Jaro adalah tokoh sekaligus menjadi penghubung dengan pemerintah. Walaupun mereka tak pernah membebani pemerintah.
Dari ruang tamu Ambu terlihat perkampungan Baduy Dalam di kejauhan. Tak berapa lama kabut putih beriringan turun menyelimuti.
“Nah itu perkampungan di atas awan,” kata Muhammad Arif Kirdiat, relawan yg menghibahkan diri untuk mengabdi di Baduy. Alumni NTU (Nanyang Technological University) Singapore ini mendampingi kami berkunjung. Teman sekolahnya antara lain Andi Widjajanto, mantan sekretaris kabinet dan mantan gubernur Lemhannas.
Merantau
Ambuh tinggal sendiri, karena Cudi, anak perempuannya merantau ke Jakarta mencari penghidupan. Ambu Cudi atau Ibunya Cudi sehari-hari bekerja di ladang dan menenun kain. Ibu Cudi cantik sebagaimana juga hasil tenunnya. Apalagi di lehernya melingkar kalung emas besar. Di pergelangan tangan melilit gelang. Emas juga.
Wanita Baduy umumnya memakai kalung dan gelang emas. Kulit mereka bening.

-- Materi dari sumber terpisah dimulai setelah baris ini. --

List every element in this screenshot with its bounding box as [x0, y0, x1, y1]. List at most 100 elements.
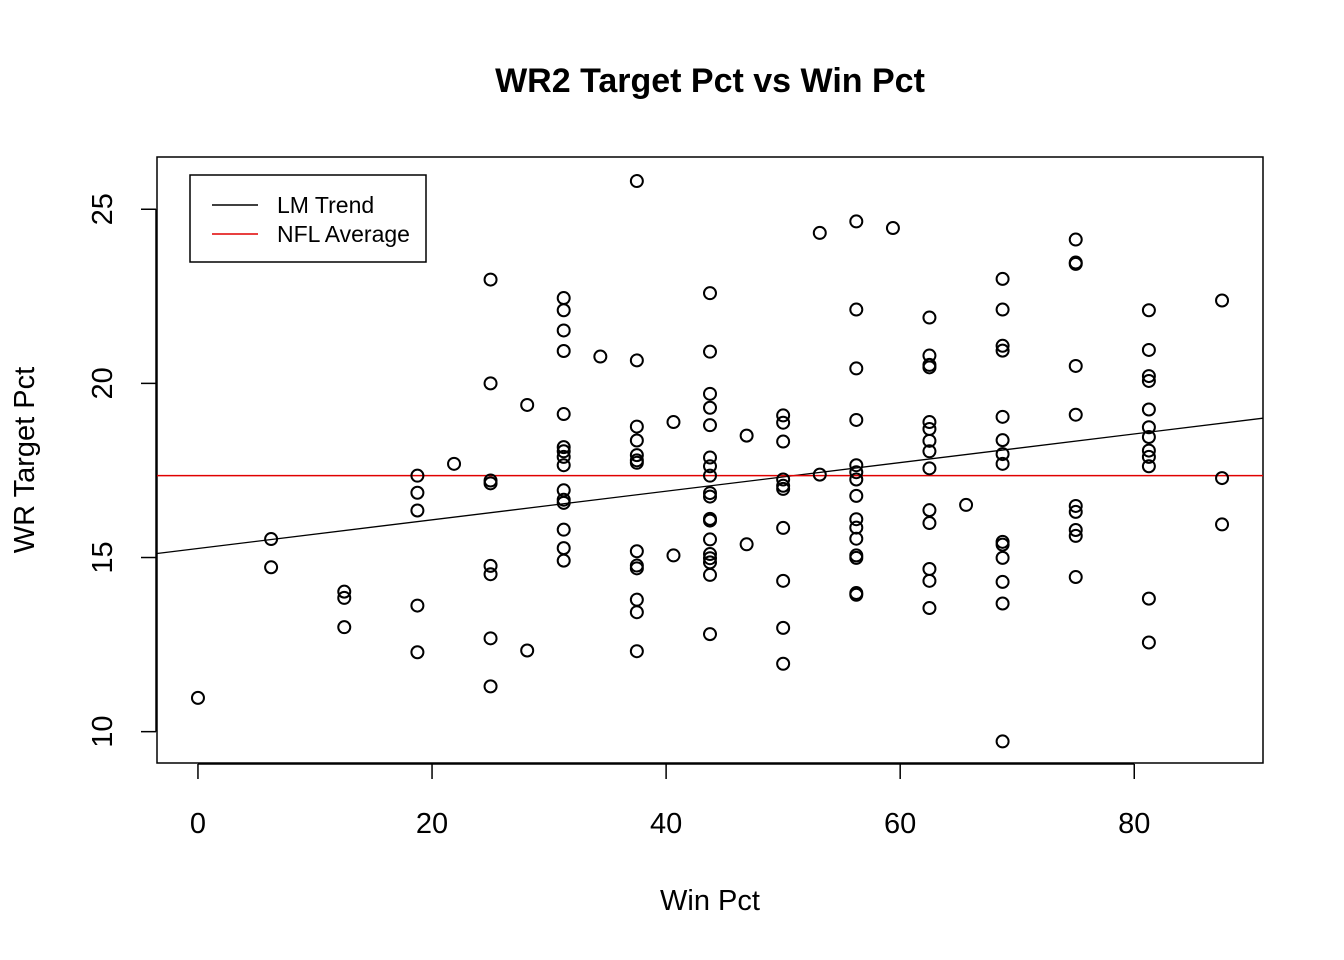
scatter-point [629, 433, 644, 448]
scatter-point [1141, 635, 1156, 650]
scatter-point [922, 516, 937, 531]
scatter-point [666, 548, 681, 563]
scatter-point [410, 645, 425, 660]
scatter-point [703, 513, 717, 528]
scatter-point [264, 560, 279, 575]
scatter-point [264, 532, 279, 547]
scatter-point [995, 271, 1010, 286]
scatter-point [1141, 420, 1156, 435]
scatter-point [337, 584, 352, 599]
data-points [190, 174, 1230, 749]
scatter-point [1141, 591, 1156, 606]
scatter-point [190, 690, 205, 705]
scatter-point [629, 455, 644, 470]
lm-trend-line [156, 417, 1264, 555]
chart-title: WR2 Target Pct vs Win Pct [495, 62, 925, 100]
scatter-point [703, 418, 717, 433]
scatter-point [1141, 402, 1156, 417]
scatter-point [556, 407, 571, 422]
scatter-point [703, 547, 717, 562]
scatter-point [629, 605, 644, 620]
scatter-point [556, 541, 571, 556]
scatter-point [922, 360, 937, 375]
scatter-point [593, 349, 608, 364]
scatter-point [849, 412, 864, 427]
y-tick-label: 20 [87, 367, 119, 399]
scatter-point [1068, 570, 1083, 585]
x-axis: 0 20 40 60 80 [190, 763, 1150, 840]
x-tick-label: 60 [884, 808, 916, 840]
scatter-point [703, 400, 717, 415]
scatter-point [1141, 369, 1156, 384]
scatter-point [739, 428, 754, 443]
scatter-point [483, 558, 498, 573]
scatter-point [1068, 504, 1083, 519]
legend: LM Trend NFL Average [189, 174, 427, 263]
scatter-point [995, 302, 1010, 317]
scatter-point [629, 561, 644, 576]
scatter-point [995, 456, 1010, 471]
scatter-point [629, 448, 644, 463]
x-axis-label: Win Pct [660, 885, 760, 917]
scatter-point [776, 472, 791, 487]
scatter-point [1068, 232, 1083, 247]
scatter-point [629, 353, 644, 368]
scatter-point [959, 497, 974, 512]
scatter-point [410, 468, 425, 483]
scatter-point [483, 476, 498, 491]
scatter-point [995, 596, 1010, 611]
scatter-point [849, 531, 864, 546]
scatter-point [1068, 256, 1083, 271]
scatter-point [776, 520, 791, 535]
scatter-point [629, 544, 644, 559]
scatter-point [1141, 342, 1156, 357]
x-tick-label: 20 [416, 808, 448, 840]
scatter-point [922, 310, 937, 325]
scatter-point [703, 459, 717, 474]
scatter-point [995, 433, 1010, 448]
scatter-point [447, 456, 462, 471]
scatter-point [922, 433, 937, 448]
scatter-point [556, 291, 571, 306]
scatter-point [703, 489, 717, 504]
scatter-point [739, 537, 754, 552]
scatter-point [812, 225, 827, 240]
scatter-point [703, 344, 717, 359]
reference-lines [156, 417, 1264, 555]
scatter-point [629, 592, 644, 607]
scatter-point [849, 302, 864, 317]
scatter-point [520, 643, 535, 658]
scatter-point [556, 553, 571, 568]
scatter-point [849, 361, 864, 376]
scatter-point [1068, 528, 1083, 543]
scatter-point [556, 440, 571, 455]
scatter-point [776, 620, 791, 635]
scatter-point [995, 447, 1010, 462]
scatter-point [703, 386, 717, 401]
scatter-point [1141, 443, 1156, 458]
scatter-point [1141, 430, 1156, 445]
scatter-point [483, 567, 498, 582]
legend-label-lm-trend: LM Trend [277, 192, 374, 218]
scatter-point [1215, 293, 1230, 308]
scatter-point [1068, 358, 1083, 373]
scatter-point [922, 461, 937, 476]
scatter-point [922, 573, 937, 588]
scatter-point [776, 481, 791, 496]
scatter-point [776, 415, 791, 430]
scatter-point [922, 562, 937, 577]
scatter-point [410, 503, 425, 518]
scatter-point [995, 550, 1010, 565]
scatter-point [849, 488, 864, 503]
scatter-point [629, 644, 644, 659]
y-tick-label: 15 [87, 541, 119, 573]
scatter-point [556, 449, 571, 464]
scatter-point [995, 574, 1010, 589]
scatter-point [812, 467, 827, 482]
scatter-point [885, 221, 900, 236]
scatter-point [483, 272, 498, 287]
scatter-point [849, 472, 864, 487]
scatter-point [703, 468, 717, 483]
scatter-point [922, 415, 937, 430]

Menonjolkan kecantikan.
Tenun
Selembar kain selesai ditenun 10 hari hingga dua minggu. Kalau di tempat ditawarkan dengan harga bervariasi mulai dari Rp 300 ribu.
Di ladang mereka menanam padi, pisang, sayur, jahe dan kencur. Baduy juga penghasil duren. Ketika kami berkunjung, musim duren sudah mulai berakhir. Tapi masih sempat mencicipi. Daging tebal. Rasa legit.

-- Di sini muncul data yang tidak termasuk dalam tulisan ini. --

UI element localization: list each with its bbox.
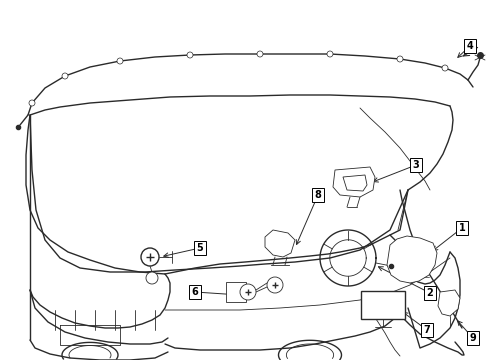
Polygon shape <box>386 236 436 283</box>
Circle shape <box>146 272 158 284</box>
Polygon shape <box>264 230 294 257</box>
Text: 3: 3 <box>412 160 419 170</box>
Circle shape <box>117 58 123 64</box>
Polygon shape <box>332 167 374 197</box>
Text: 2: 2 <box>426 288 432 298</box>
Circle shape <box>29 100 35 106</box>
Text: 9: 9 <box>468 333 475 343</box>
Circle shape <box>396 56 402 62</box>
Circle shape <box>441 65 447 71</box>
Circle shape <box>257 51 263 57</box>
Text: 4: 4 <box>466 41 472 51</box>
Circle shape <box>240 284 256 300</box>
Text: 1: 1 <box>458 223 465 233</box>
Circle shape <box>266 277 283 293</box>
Circle shape <box>326 51 332 57</box>
Text: 6: 6 <box>191 287 198 297</box>
Circle shape <box>62 73 68 79</box>
Text: 7: 7 <box>423 325 429 335</box>
Circle shape <box>141 248 159 266</box>
Polygon shape <box>342 175 366 191</box>
Circle shape <box>186 52 193 58</box>
Text: 5: 5 <box>196 243 203 253</box>
Bar <box>360 291 404 319</box>
Text: 8: 8 <box>314 190 321 200</box>
Polygon shape <box>437 290 459 316</box>
Bar <box>225 282 245 302</box>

“Tenun Baduy cantik. Lebih tebal,” tutur salah seorang anggota rombongan kami, Elly Sri Pujianti, yang jatuh cinta dan langsung membeli lengkap dengan selendang.
Alat Tenun
Pada setiap rumah terdapat alat tenun sederhana dari kayu. Ditempatkan di bale-bale terbuka. Tidak ada meja kursi atau perabotan.
Pengunjung sambil duduk berselonjor atau bersila silahkan ngobrol santai menyaksikan mereka menenun. Senantiasa disambut ramah. Tidak ada kendala. Mereka lancar berbahasa Indonesia dengan lancar, walaupun tidak bersekolah formal. Tamu kadang disuguhi gula aren sebagai camilan dengan minuman air putih.
Rumah
Rumah terbuat dari kayu. Dinding anyaman bambu. Atap dari daun rumbia dan nipah. Tidak menggunakan paku. Ada kamar mandi umum dan toilet dengan WC duduk. Air dialirkan melalui batang bambu, karena penggunaan pipa paralon merupakan salah satu pantangan.

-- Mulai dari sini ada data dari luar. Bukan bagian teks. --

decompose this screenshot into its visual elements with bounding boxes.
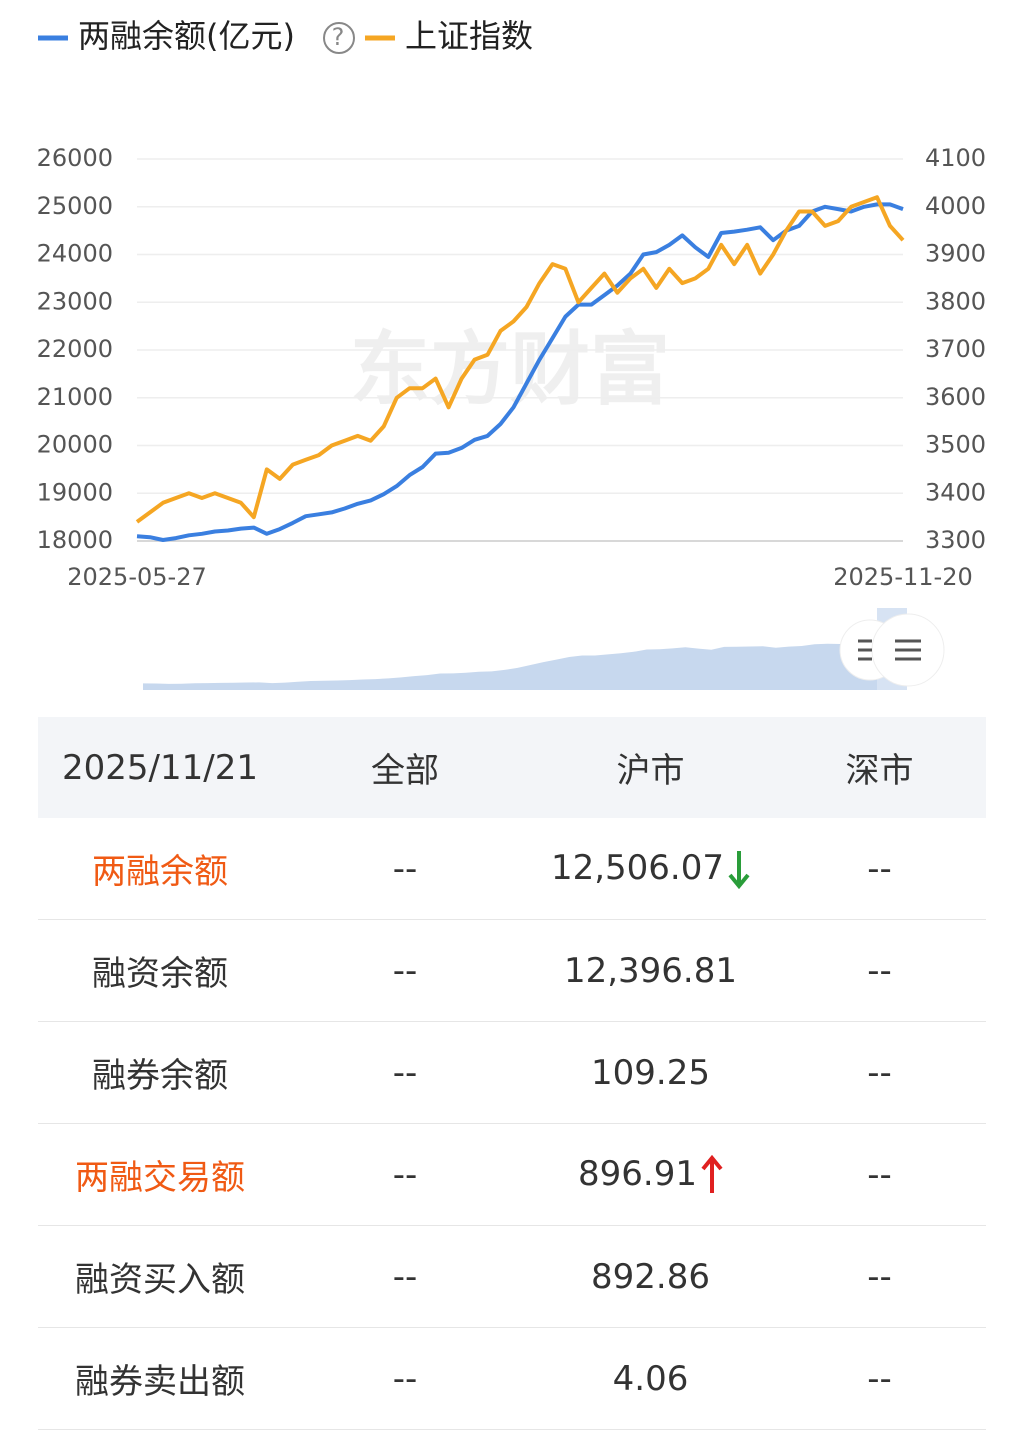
cell-text: 109.25 <box>591 1052 710 1093</box>
y-tick-label: 18000 <box>37 526 113 554</box>
arrow-shape <box>701 1155 723 1194</box>
series-line <box>135 195 905 524</box>
y-tick-label: 26000 <box>37 144 113 172</box>
cell-text: 12,506.07 <box>550 847 725 888</box>
table-cell: 融券卖出额 <box>38 1327 282 1430</box>
cell-text: -- <box>867 1358 892 1399</box>
trend-arrow <box>701 1155 723 1194</box>
table-row: 融券卖出额 -- 4.06 -- <box>38 1327 986 1430</box>
y2-tick-label: 3900 <box>925 240 986 268</box>
y2-tick-label: 3500 <box>925 431 986 459</box>
watermark: 东方财富 <box>350 323 670 416</box>
table-row: 融资余额 -- 12,396.81 -- <box>38 919 986 1022</box>
cell-text: -- <box>867 1052 892 1093</box>
y-tick-label: 19000 <box>37 478 113 506</box>
cell-text: 两融余额 <box>92 852 228 892</box>
header-cell: 深市 <box>773 717 986 818</box>
cell-text: -- <box>392 1154 418 1195</box>
table-cell: 892.86 <box>528 1225 773 1328</box>
cell-text: -- <box>867 1256 892 1297</box>
table-cell: -- <box>773 919 986 1022</box>
table-cell: -- <box>773 1123 986 1226</box>
y2-tick-label: 3400 <box>925 478 986 506</box>
cell-text: 892.86 <box>591 1256 710 1297</box>
cell-text: 融资余额 <box>92 954 228 994</box>
table-row: 两融余额 -- 12,506.07 -- <box>38 818 986 920</box>
header-cell: 全部 <box>282 717 528 818</box>
table-row: 融资买入额 -- 892.86 -- <box>38 1225 986 1328</box>
table-cell: 12,396.81 <box>528 919 773 1022</box>
margin-table: 2025/11/21 全部 沪市 深市两融余额 -- 12,506.07 -- 融资余额 -- 1… <box>38 717 986 1430</box>
chart: 东方财富 ? 18000 19000 20000 21000 22000 23000 240… <box>37 17 986 690</box>
navigator-area <box>143 643 905 690</box>
table-cell: -- <box>282 1021 528 1124</box>
x-tick-label: 2025-05-27 <box>67 563 206 591</box>
table-row: 融券余额 -- 109.25 -- <box>38 1021 986 1124</box>
table-cell: 两融交易额 <box>38 1123 282 1226</box>
y2-tick-label: 3700 <box>925 335 986 363</box>
header-cell: 2025/11/21 <box>38 717 282 818</box>
handle-grip <box>858 639 921 661</box>
cell-text: -- <box>392 848 418 889</box>
cell-text: 融券卖出额 <box>75 1362 245 1402</box>
table-cell: -- <box>282 818 528 920</box>
cell-text: -- <box>392 1052 418 1093</box>
table-cell: -- <box>282 919 528 1022</box>
table-cell: 12,506.07 <box>528 818 773 920</box>
table-cell: 融券余额 <box>38 1021 282 1124</box>
cell-text: 融券余额 <box>92 1056 228 1096</box>
y2-tick-label: 3300 <box>925 526 986 554</box>
legend-label: 上证指数 <box>405 17 533 55</box>
cell-text: 融资买入额 <box>75 1260 245 1300</box>
cell-text: -- <box>867 950 892 991</box>
cell-text: -- <box>392 950 418 991</box>
table-cell: 融资买入额 <box>38 1225 282 1328</box>
table-row: 两融交易额 -- 896.91 -- <box>38 1123 986 1226</box>
table-cell: -- <box>282 1225 528 1328</box>
table-cell: -- <box>282 1327 528 1430</box>
table-cell: -- <box>773 1021 986 1124</box>
cell-text: -- <box>392 1256 418 1297</box>
table-cell: 两融余额 <box>38 818 282 920</box>
header-cell: 沪市 <box>528 717 773 818</box>
y2-tick-label: 3600 <box>925 383 986 411</box>
y-tick-label: 21000 <box>37 383 113 411</box>
help-icon[interactable] <box>323 22 355 54</box>
navigator[interactable] <box>839 608 945 690</box>
series-line <box>136 202 904 542</box>
table-cell: -- <box>773 1327 986 1430</box>
table-cell: 896.91 <box>528 1123 773 1226</box>
y2-tick-label: 4100 <box>925 144 986 172</box>
x-tick-label: 2025-11-20 <box>833 563 972 591</box>
cell-text: -- <box>867 1154 892 1195</box>
cell-text: 896.91 <box>578 1153 697 1194</box>
table-cell: 109.25 <box>528 1021 773 1124</box>
trend-arrow <box>728 851 750 890</box>
y2-tick-label: 4000 <box>925 192 986 220</box>
legend-label: 两融余额(亿元) <box>78 17 295 55</box>
y-tick-label: 23000 <box>37 287 113 315</box>
table-cell: -- <box>773 818 986 920</box>
y-tick-label: 22000 <box>37 335 113 363</box>
help-icon-text[interactable]: ? <box>332 23 345 51</box>
table-cell: -- <box>282 1123 528 1226</box>
y-tick-label: 20000 <box>37 431 113 459</box>
cell-text: -- <box>867 848 892 889</box>
table-header: 2025/11/21 全部 沪市 深市 <box>38 717 986 818</box>
table-cell: -- <box>773 1225 986 1328</box>
cell-text: 两融交易额 <box>75 1158 245 1198</box>
table-cell: 融资余额 <box>38 919 282 1022</box>
table-cell: 4.06 <box>528 1327 773 1430</box>
cell-text: 12,396.81 <box>563 950 738 991</box>
cell-text: -- <box>392 1358 418 1399</box>
y-tick-label: 24000 <box>37 240 113 268</box>
y2-tick-label: 3800 <box>925 287 986 315</box>
y-tick-label: 25000 <box>37 192 113 220</box>
arrow-shape <box>728 851 750 890</box>
cell-text: 4.06 <box>612 1358 689 1399</box>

Pantangan lain tidak boleh ada listrik dan ada televisi. Lampu umumnya dibuat dari potongan ruas bambu yg diberi sumbu dengan bahan bakar minyak kelapa. Minyak tanah tidak ada lagi.
Hape
Apa ada hape? Ya ada. Di mana mereka mencharge atau mengisi daya listrik?
Tempat mencharge ada di luar Baduy. Tapi, dekat aja dengan Baduy Luar. Misalnya di Pos 3 pintu Desa Kanekes. Lokasi cuma beberapa langkah dari dari rumah mereka. Pos terletak di luar Baduy. Tapi masih di tanah ulayat. Di situ juga dibangun Puskesmas. Ada bidan Ira yg melayani.
Di pos terlihat enam remaja berkumpul. Dua di antaranya putri. Mereka rupanya sedang mencharge hape. Keriangan tercermin dari wajah masing-masing. (arl)
(Keterangan: Tim PWI Peduli melakukan survei ke Tanah Baduy, Desa Kanekes untuk rencana bakti sosial dalam rangkaian Hari Pers Nasional (HPN) 9 Februari 2024.
Kami yg berkunjung Rabu siang (27/12-23): Mohammad Nasir, Karim Paputungan, Elly Sri Pujianti, Dadang Rachmat dan istri yang aktif di Ikatan Keluarga Wartawan Indonesia (IKWI).